The Compagnia di San Giorgio (English: "Company of Saint George") was the name of several companies of mercenaries in Italy during the 14th century.

A first company under this name was founded in 1339 by Lodrisio Visconti, usurper of the title of lord of Seprio in northern Italy. It included some 6,500 men. Some were paid by Mastino II della Scala, lord of Verona and hirer of Lodrisio. Others were foreign mercenaries – German knights, Swiss infantry, and men from Graubünden – under the leadership of Germans Konrad von Landau and Werner von Urslingen. Personnel were also sent by Visconti's allies: Calcino Tornielli, lord of Novara; Louis, son of Aymon of Savoy; Obizzo III d'Este of Ferrara; Ludovico I Gonzaga of Mantua; Thomas II of Saluzzo; Taddeo Pepoli of Bologna; and Bertram, Patriarch of Aquileia. Lodrisio and his army were defeated in the Battle of Parabiago; some of the survivors ravaged the area until they were crushed by Lodrisio's victorious uncle, Luchino Visconti.

In 1365 another Visconti, Ambrogio, an illegitimate son of Bernabò Visconti, founded another company with the same name, but it soon vanished. He reformed it in 1372, but two years later it was destroyed in a riot in the Bargamasco, in which Ambrogio himself was killed.
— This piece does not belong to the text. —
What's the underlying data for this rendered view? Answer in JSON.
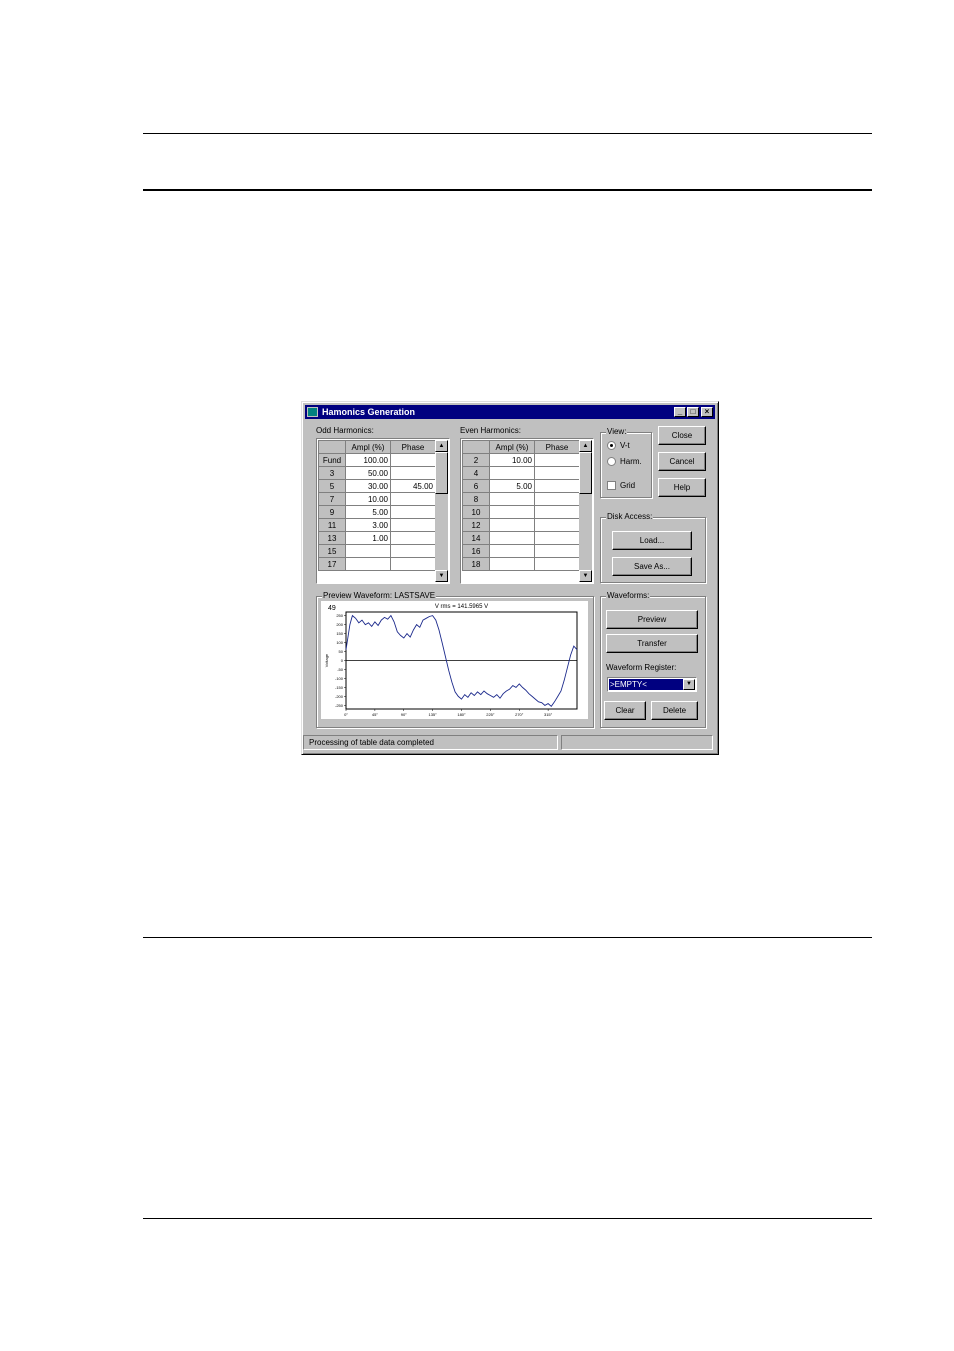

In 1377 Alberico da Barbiano, one of the main Italian condottieri, founded the most successful of the three Compagnie di San Giorgio. The company included other famous condottieri, such as Muzio Attendolo, Braccio da Montone, Ugolotto Biancardo, Jacopo dal Verme, Facino Cane, and Ottobuono de' Terzi. The company's membership was restricted to Italians, a remarkable feature in a time in which most mercenaries in Italy were foreigners. The reason for this decision by Barbiano is not clear, but perhaps it came after he saw the atrocities of foreign mercenaries under John Hawkwood during the so-called Cesena Bloodbath of 1377. The company helped Pope Urban VI against Antipope Clement VII, defeating a Breton mercenary army at Marino in 1379. Later it fought for Charles of Durazzo in his conquest of the Kingdom of Naples.